I am feeling tired and useless and miserable, and my nose hurts. The latter is due to being swiped by Olga, who took exception to being removed from the study windowsill where she was happily watching birds; the rest is seriously over-determined, but at least one contributing factor is the effort of trying to take on board the feedback on my latest bit of jazz composition. All this term we’ve been working on a piece based, however loosely, on rhythm changes [note for non-jazz people: the basic structure of George Gershwin’s I Got Rhythm, which formed the basis for numerous other compositions, especially in the bebop era, and interminable jam sessions]. I’ve been struggling to develop something that doesn’t just sound like a pastiche of Charlie Parker or Duke Ellington – there simply don’t seem to be many models for more contemporary rhythm changes, apart from Thelonius Monk, and if you follow that you just sound like second-rate Monk – but had written something that I thought was actually interesting and with a strong melody line. So it was a little disheartening – getting close attention from the tutor is always a double-edged sword – to be told that, while the rhythm is interesting and the bass line is good, and the melody has a good rhythm, my note choices are much too nice and safe, and by implication boring.
This is not an entirely unfamiliar comment; I got something very similar last year, when I first started these courses. I did actually think I’d got a bit better – and I’d followed all the advice about trying to sing the melody line, testing every note to see if it really is the right one rather than just falling into conventional patterns, not feeling restricted by conventional tonality etc. And what sounds right to me after all this is something that my admittedly very Monkish tutor thinks is much too conventional.

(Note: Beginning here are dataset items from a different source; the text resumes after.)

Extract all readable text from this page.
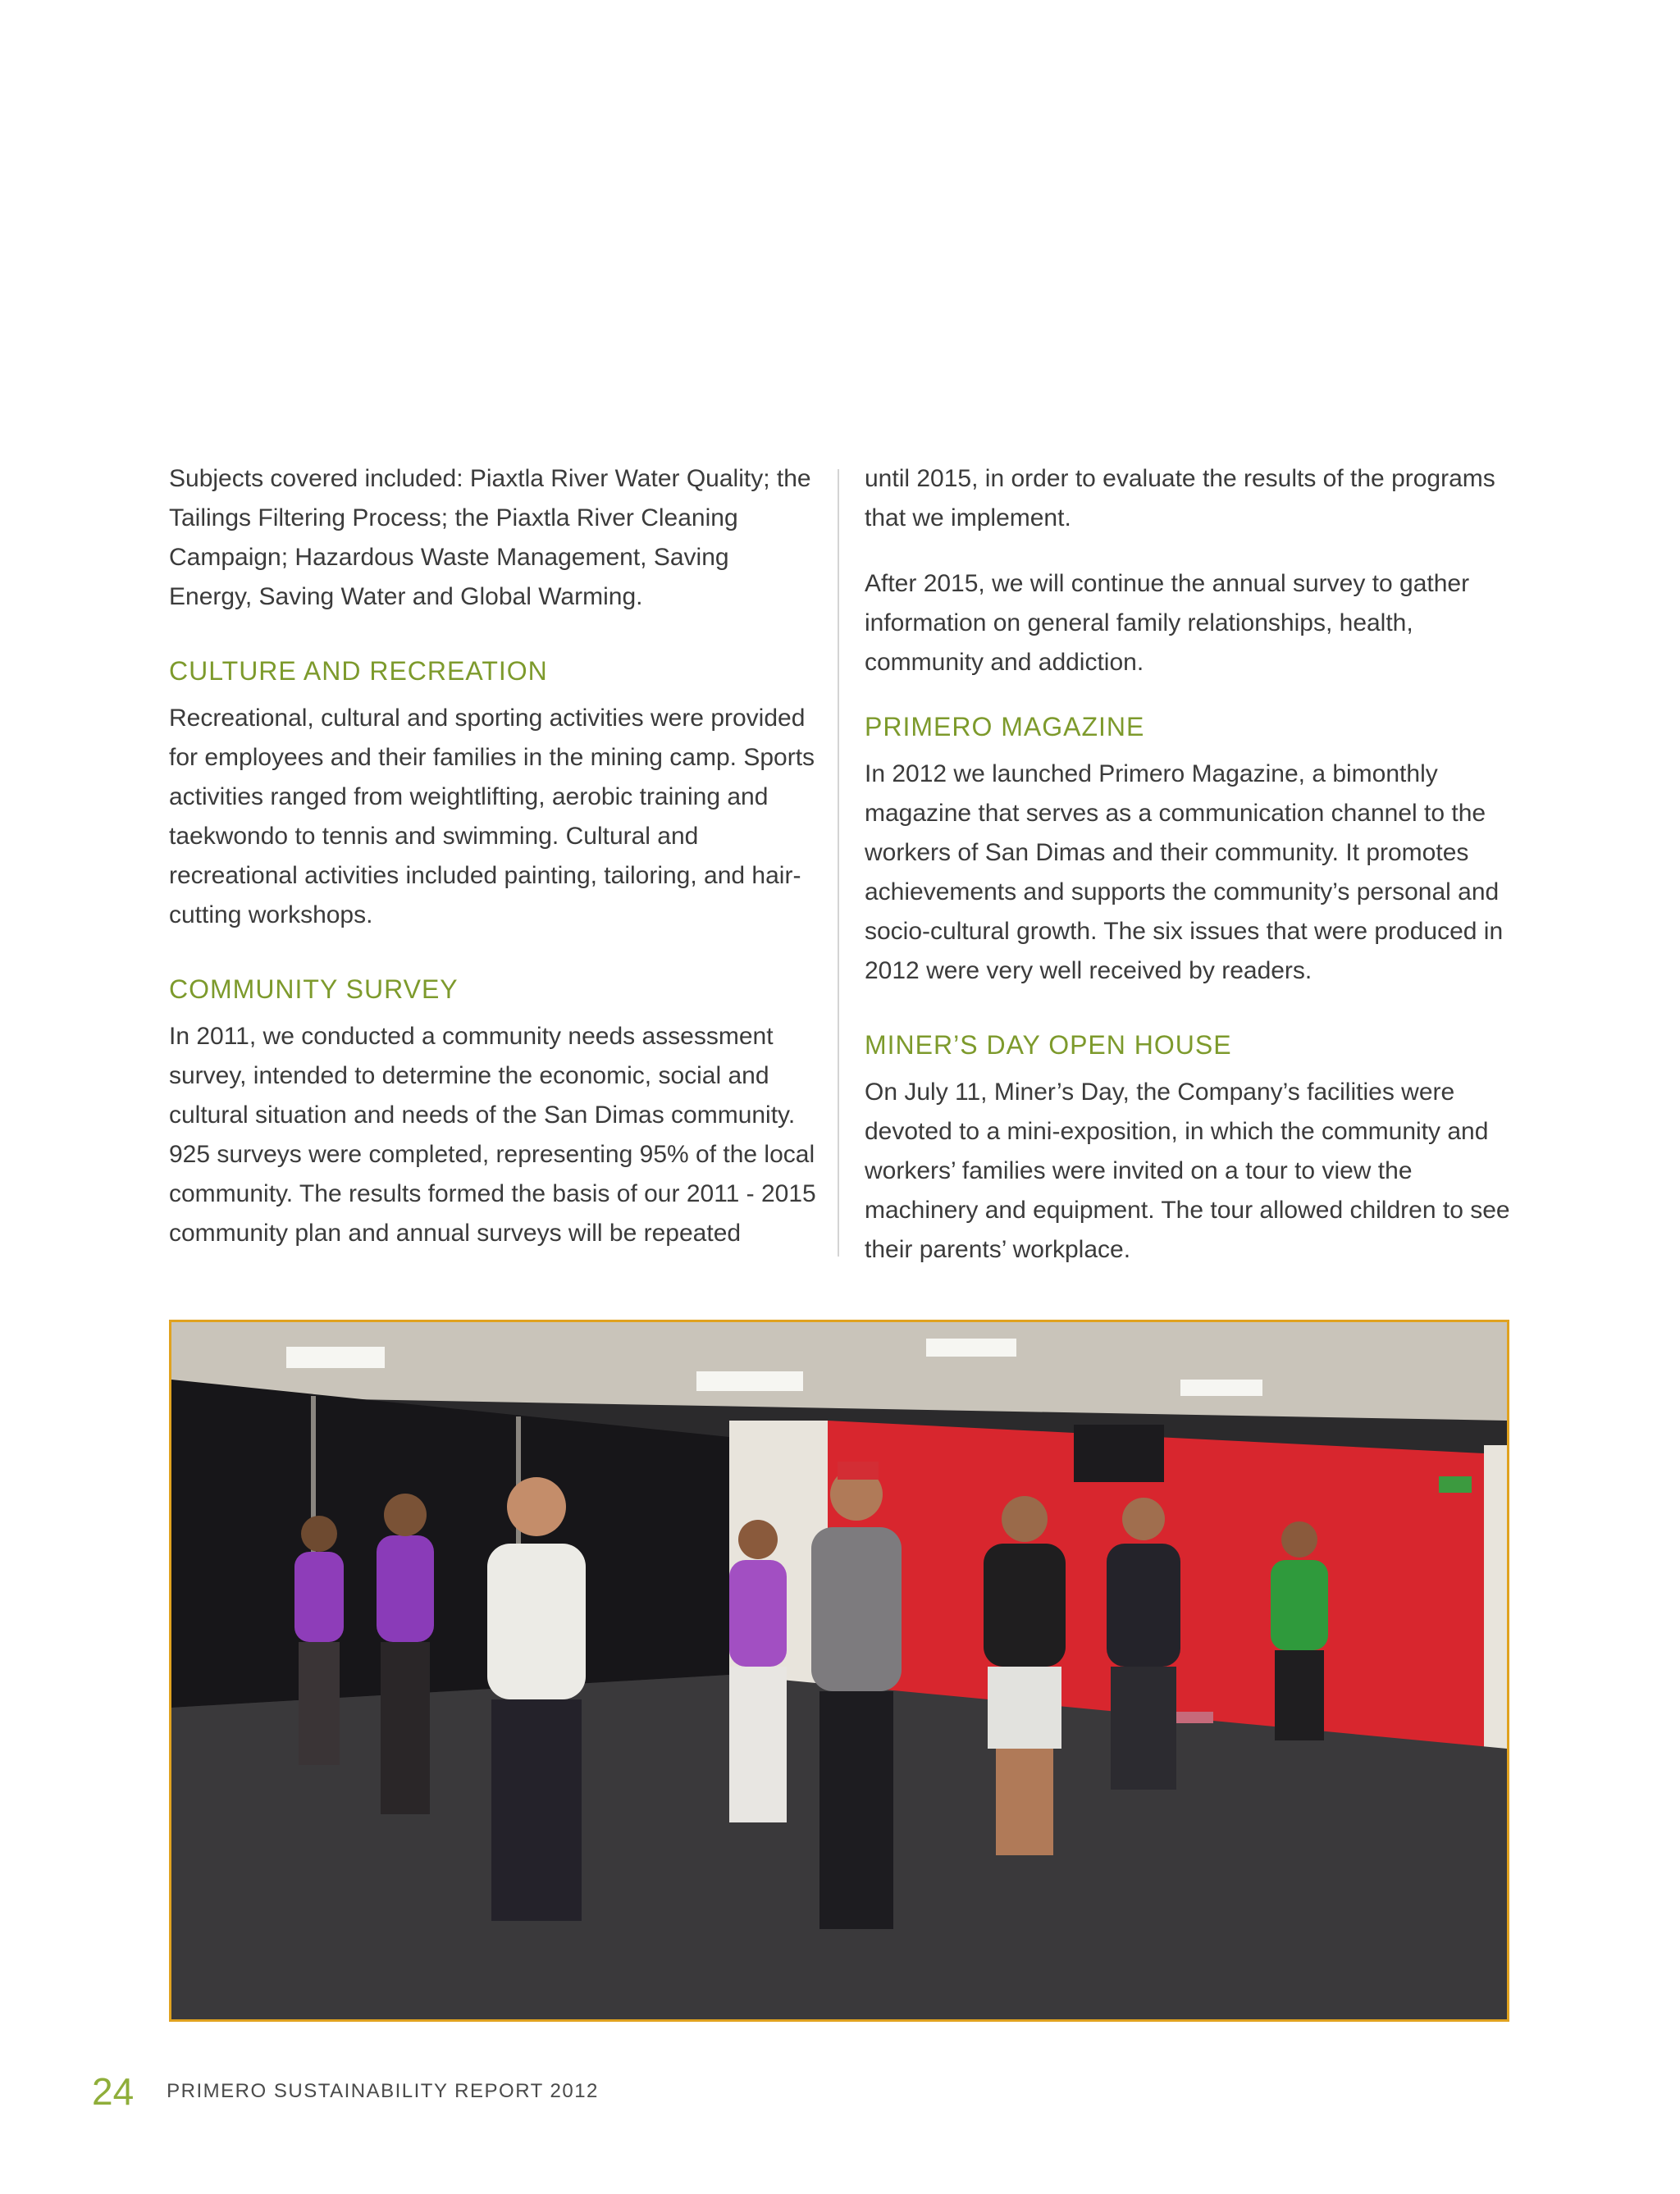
Subjects covered included: Piaxtla River Water Quality; the Tailings Filtering Process; the Piaxtla River Cleaning Campaign; Hazardous Waste Management, Saving Energy, Saving Water and Global Warming.

CULTURE AND RECREATION

Recreational, cultural and sporting activities were provided for employees and their families in the mining camp. Sports activities ranged from weightlifting, aerobic training and taekwondo to tennis and swimming. Cultural and recreational activities included painting, tailoring, and hair-cutting workshops.

COMMUNITY SURVEY

In 2011, we conducted a community needs assessment survey, intended to determine the economic, social and cultural situation and needs of the San Dimas community. 925 surveys were completed, representing 95% of the local community. The results formed the basis of our 2011 - 2015 community plan and annual surveys will be repeated

until 2015, in order to evaluate the results of the programs that we implement.

After 2015, we will continue the annual survey to gather information on general family relationships, health, community and addiction.

PRIMERO MAGAZINE

In 2012 we launched Primero Magazine, a bimonthly magazine that serves as a communication channel to the workers of San Dimas and their community. It promotes achievements and supports the community’s personal and socio-cultural growth. The six issues that were produced in 2012 were very well received by readers.

MINER’S DAY OPEN HOUSE

On July 11, Miner’s Day, the Company’s facilities were devoted to a mini-exposition, in which the community and workers’ families were invited on a tour to view the machinery and equipment. The tour allowed children to see their parents’ workplace.

24 PRIMERO SUSTAINABILITY REPORT 2012
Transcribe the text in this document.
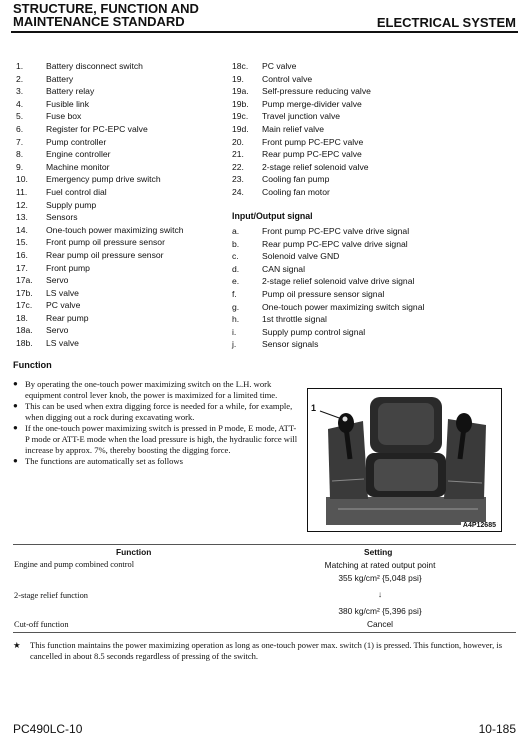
STRUCTURE, FUNCTION AND
MAINTENANCE STANDARD	ELECTRICAL SYSTEM
1.	Battery disconnect switch
2.	Battery
3.	Battery relay
4.	Fusible link
5.	Fuse box
6.	Register for PC-EPC valve
7.	Pump controller
8.	Engine controller
9.	Machine monitor
10.	Emergency pump drive switch
11.	Fuel control dial
12.	Supply pump
13.	Sensors
14.	One-touch power maximizing switch
15.	Front pump oil pressure sensor
16.	Rear pump oil pressure sensor
17.	Front pump
17a.	Servo
17b.	LS valve
17c.	PC valve
18.	Rear pump
18a.	Servo
18b.	LS valve
18c.	PC valve
19.	Control valve
19a.	Self-pressure reducing valve
19b.	Pump merge-divider valve
19c.	Travel junction valve
19d.	Main relief valve
20.	Front pump PC-EPC valve
21.	Rear pump PC-EPC valve
22.	2-stage relief solenoid valve
23.	Cooling fan pump
24.	Cooling fan motor
Input/Output signal
a.	Front pump PC-EPC valve drive signal
b.	Rear pump PC-EPC valve drive signal
c.	Solenoid valve GND
d.	CAN signal
e.	2-stage relief solenoid valve drive signal
f.	Pump oil pressure sensor signal
g.	One-touch power maximizing switch signal
h.	1st throttle signal
i.	Supply pump control signal
j.	Sensor signals
Function
● By operating the one-touch power maximizing switch on the L.H. work equipment control lever knob, the power is maximized for a limited time.
● This can be used when extra digging force is needed for a while, for example, when digging out a rock during excavating work.
● If the one-touch power maximizing switch is pressed in P mode, E mode, ATT-P mode or ATT-E mode when the load pressure is high, the hydraulic force will increase by approx. 7%, thereby boosting the digging force.
● The functions are automatically set as follows
1
A4P12685
Function	Setting
Engine and pump combined control	Matching at rated output point
355 kg/cm² {5,048 psi}
2-stage relief function	↓
380 kg/cm² {5,396 psi}
Cut-off function	Cancel
★	This function maintains the power maximizing operation as long as one-touch power max. switch (1) is pressed. This function, however, is cancelled in about 8.5 seconds regardless of pressing of the switch.
PC490LC-10	10-185
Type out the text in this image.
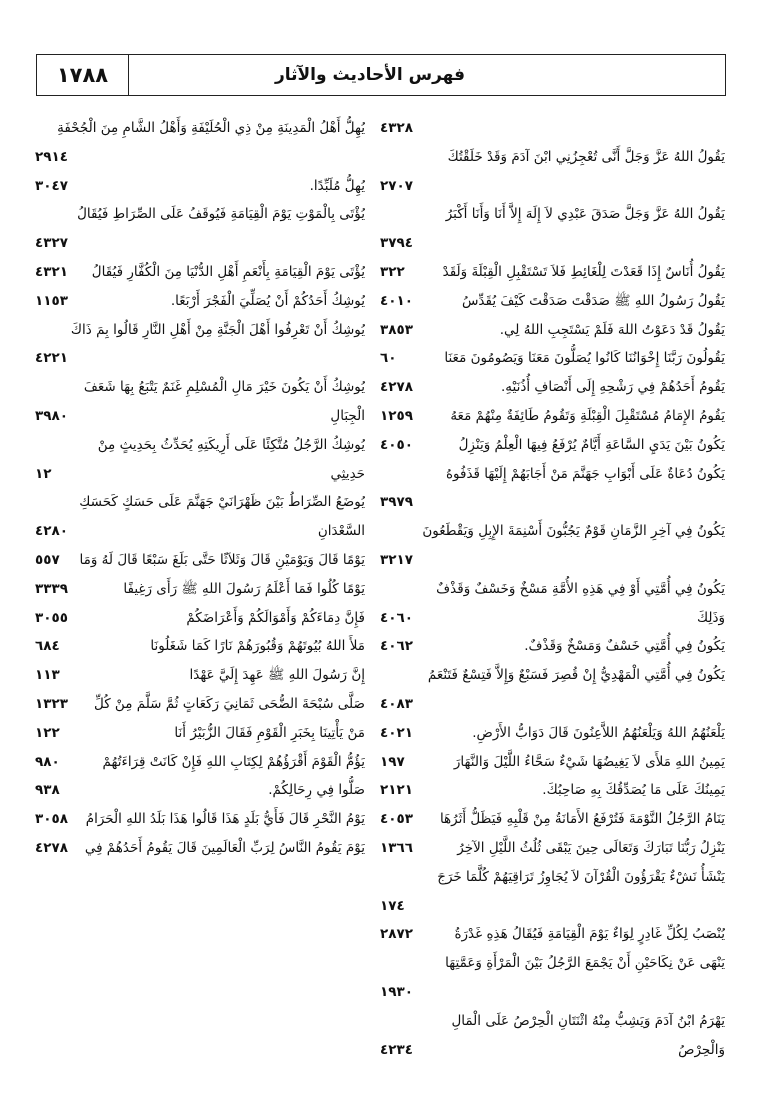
١٧٨٨	فهرس الأحاديث والآثار
٤٣٢٨
يَقُولُ اللهُ عَزَّ وَجَلَّ أَنَّى تُعْجِزُنِي ابْنَ آدَمَ وَقَدْ خَلَقْتُكَ
٢٧٠٧
يَقُولُ اللهُ عَزَّ وَجَلَّ صَدَقَ عَبْدِي لاَ إِلَهَ إِلاَّ أَنَا وَأَنَا أَكْبَرُ
٣٧٩٤
يَقُولُ أُنَاسٌ إِذَا قَعَدْتَ لِلْغَائِطِ فَلاَ تَسْتَقْبِلِ الْقِبْلَةَ وَلَقَدْ
٣٢٢
يَقُولُ رَسُولُ اللهِ ﷺ صَدَقْتَ صَدَقْتَ كَيْفَ يُقَدِّسُ
٤٠١٠
يَقُولُ قَدْ دَعَوْتُ اللهَ فَلَمْ يَسْتَجِبِ اللهُ لِي.
٣٨٥٣
يَقُولُونَ رَبَّنَا إِخْوَانُنَا كَانُوا يُصَلُّونَ مَعَنَا وَيَصُومُونَ مَعَنَا
٦٠
يَقُومُ أَحَدُهُمْ فِي رَشْحِهِ إِلَى أَنْصَافِ أُذُنَيْهِ.
٤٢٧٨
يَقُومُ الإِمَامُ مُسْتَقْبِلَ الْقِبْلَةِ وَتَقُومُ طَائِفَةٌ مِنْهُمْ مَعَهُ
١٢٥٩
يَكُونُ بَيْنَ يَدَيِ السَّاعَةِ أَيَّامٌ يُرْفَعُ فِيهَا الْعِلْمُ وَيَنْزِلُ
٤٠٥٠
يَكُونُ دُعَاةٌ عَلَى أَبْوَابِ جَهَنَّمَ مَنْ أَجَابَهُمْ إِلَيْهَا قَذَفُوهُ
٣٩٧٩
يَكُونُ فِي آخِرِ الزَّمَانِ قَوْمٌ يَجُبُّونَ أَسْنِمَةَ الإِبِلِ وَيَقْطَعُونَ
٣٢١٧
يَكُونُ فِي أُمَّتِي أَوْ فِي هَذِهِ الأُمَّةِ مَسْخٌ وَخَسْفٌ وَقَذْفٌ
وَذَلِكَ
٤٠٦٠
يَكُونُ فِي أُمَّتِي خَسْفٌ وَمَسْخٌ وَقَذْفٌ.
٤٠٦٢
يَكُونُ فِي أُمَّتِي الْمَهْدِيُّ إِنْ قُصِرَ فَسَبْعٌ وَإِلاَّ فَتِسْعٌ فَتَنْعَمُ
٤٠٨٣
يَلْعَنُهُمُ اللهُ وَيَلْعَنُهُمُ اللاَّعِنُونَ قَالَ دَوَابُّ الأَرْضِ.
٤٠٢١
يَمِينُ اللهِ مَلأَى لاَ يَغِيضُهَا شَيْءٌ سَحَّاءُ اللَّيْلَ وَالنَّهَارَ
١٩٧
يَمِينُكَ عَلَى مَا يُصَدِّقُكَ بِهِ صَاحِبُكَ.
٢١٢١
يَنَامُ الرَّجُلُ النَّوْمَةَ فَتُرْفَعُ الأَمَانَةُ مِنْ قَلْبِهِ فَيَظَلُّ أَثَرُهَا
٤٠٥٣
يَنْزِلُ رَبُّنَا تَبَارَكَ وَتَعَالَى حِينَ يَبْقَى ثُلُثُ اللَّيْلِ الآخِرُ
١٣٦٦
يَنْشَأُ نَشْءٌ يَقْرَؤُونَ الْقُرْآنَ لاَ يُجَاوِزُ تَرَاقِيَهُمْ كُلَّمَا خَرَجَ
١٧٤
يُنْصَبُ لِكُلِّ غَادِرٍ لِوَاءٌ يَوْمَ الْقِيَامَةِ فَيُقَالُ هَذِهِ غَدْرَةُ
٢٨٧٢
يَنْهَى عَنْ نِكَاحَيْنِ أَنْ يَجْمَعَ الرَّجُلُ بَيْنَ الْمَرْأَةِ وَعَمَّتِهَا
١٩٣٠
يَهْرَمُ ابْنُ آدَمَ وَيَشِبُّ مِنْهُ اثْنَتَانِ الْحِرْصُ عَلَى الْمَالِ
وَالْحِرْصُ
٤٢٣٤
يُهِلُّ أَهْلُ الْمَدِينَةِ مِنْ ذِي الْحُلَيْفَةِ وَأَهْلُ الشَّامِ مِنَ الْجُحْفَةِ
٢٩١٤
يُهِلُّ مُلَبِّدًا.
٣٠٤٧
يُؤْتَى بِالْمَوْتِ يَوْمَ الْقِيَامَةِ فَيُوقَفُ عَلَى الصِّرَاطِ فَيُقَالُ
٤٣٢٧
يُؤْتَى يَوْمَ الْقِيَامَةِ بِأَنْعَمِ أَهْلِ الدُّنْيَا مِنَ الْكُفَّارِ فَيُقَالُ
٤٣٢١
يُوشِكُ أَحَدُكُمْ أَنْ يُصَلِّيَ الْفَجْرَ أَرْبَعًا.
١١٥٣
يُوشِكُ أَنْ تَعْرِفُوا أَهْلَ الْجَنَّةِ مِنْ أَهْلِ النَّارِ قَالُوا بِمَ ذَاكَ
٤٢٢١
يُوشِكُ أَنْ يَكُونَ خَيْرَ مَالِ الْمُسْلِمِ غَنَمٌ يَتْبَعُ بِهَا شَعَفَ
الْجِبَالِ
٣٩٨٠
يُوشِكُ الرَّجُلُ مُتَّكِئًا عَلَى أَرِيكَتِهِ يُحَدِّثُ بِحَدِيثٍ مِنْ
حَدِيثِي
١٢
يُوضَعُ الصِّرَاطُ بَيْنَ ظَهْرَانَيْ جَهَنَّمَ عَلَى حَسَكٍ كَحَسَكِ
السَّعْدَانِ
٤٢٨٠
يَوْمًا قَالَ وَيَوْمَيْنِ قَالَ وَثَلاَثًا حَتَّى بَلَغَ سَبْعًا قَالَ لَهُ وَمَا
٥٥٧
يَوْمًا كُلُوا فَمَا أَعْلَمُ رَسُولَ اللهِ ﷺ رَأَى رَغِيفًا
٣٣٣٩
فَإِنَّ دِمَاءَكُمْ وَأَمْوَالَكُمْ وَأَعْرَاضَكُمْ
٣٠٥٥
مَلأَ اللهُ بُيُوتَهُمْ وَقُبُورَهُمْ نَارًا كَمَا شَغَلُونَا
٦٨٤
إِنَّ رَسُولَ اللهِ ﷺ عَهِدَ إِلَيَّ عَهْدًا
١١٣
صَلَّى سُبْحَةَ الضُّحَى ثَمَانِيَ رَكَعَاتٍ ثُمَّ سَلَّمَ مِنْ كُلِّ
١٣٢٣
مَنْ يَأْتِينَا بِخَبَرِ الْقَوْمِ فَقَالَ الزُّبَيْرُ أَنَا
١٢٢
يَؤُمُّ الْقَوْمَ أَقْرَؤُهُمْ لِكِتَابِ اللهِ فَإِنْ كَانَتْ قِرَاءَتُهُمْ
٩٨٠
صَلُّوا فِي رِحَالِكُمْ.
٩٣٨
يَوْمُ النَّحْرِ قَالَ فَأَيُّ بَلَدٍ هَذَا قَالُوا هَذَا بَلَدُ اللهِ الْحَرَامُ
٣٠٥٨
يَوْمَ يَقُومُ النَّاسُ لِرَبِّ الْعَالَمِينَ قَالَ يَقُومُ أَحَدُهُمْ فِي
٤٢٧٨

It’s not that I am a sworn devotee of diatonic harmony; on the contrary, the Peter Brötzmann Octet’s Machine Gun is one of my Desert Island Discs, I worship at the shrine of Wayne Shorter and Herbie Hancock and Miles’ classic 1960s quintet and Ornette Coleman, and my wife refuses to listen to a good 85% of my record collection. But Charles Mingus is another of my gods, with his powerful rhythms and blues-influenced riffs – maybe it’s something about being a bass player, always grounded in the harmonic structure even as the saxophone players squawk and grunt in random keys – and actually Shorter was all about the melody as well as the harmony. And frankly who chooses rhythm changes as the basis for something avant-garde?
Anyway, I diligently noted down all the suggestions for changing notes to make them sound more interesting, and tried them out this morning – and they all sound rubbish as far as I’m concerned; I genuinely cannot see how my original note choices are not clearly better. Possibility A: I’m just too attached to the first version of the tune to be properly objective. Possibility B: I am simply irredeemably square.
Possibility C: I’m in a big black hole this morning anyway, so am simply craving the warm duvet and chocolate brownie of nice, mostly diatonic melody rather than the bracing cold shower of experimental dissonance, and will see this all differently at some point in the future.
I could, as usual, try to relate this to teaching more generally, but it’s not terribly heartening; I am currently the student who just doesn’t get what’s wrong with his work, in however many different ways this is explained, and was clearly secretly expecting a much better mark. I’m always reminded in such situations of the late lamented Radio Active repertory company, and their rehearsal for an adaptation of, I think it was, Dickens’ Martin Chuzzlewit. “The thing is, Peter, you are acting badly. What you need to do is act better. Remember when we went to see Gielgud? Gielgud is what we in the profession call a good actor. He acted well. You, Peter, are a bad actor.”
Or maybe I’m the student who just wants to write conventional narrative military history, despite all my attempts at persuading him that it’s boring and pointless however well it’s done. In which case this may be some sort of karmic judgement, and the tutor is playing my usual role of saying, well, if you insist on being so conservative could you at least try to be interesting about it, and my response is that I find Alexander the Great’s battles interesting. What if I just like pretty melodies?
Question from someone who’s so square he’s Pythagorean: It’s been a century now. How long can dissonance remain “experimental”?
I don’t think it’s actually being promoted as experimental, but rather ‘unexpected’, i.e. diatonic notes are just too predictable whichever ones you choose…
As a Pythagorean, surely you are triangular rather than square, and hence have vastly more possibilities?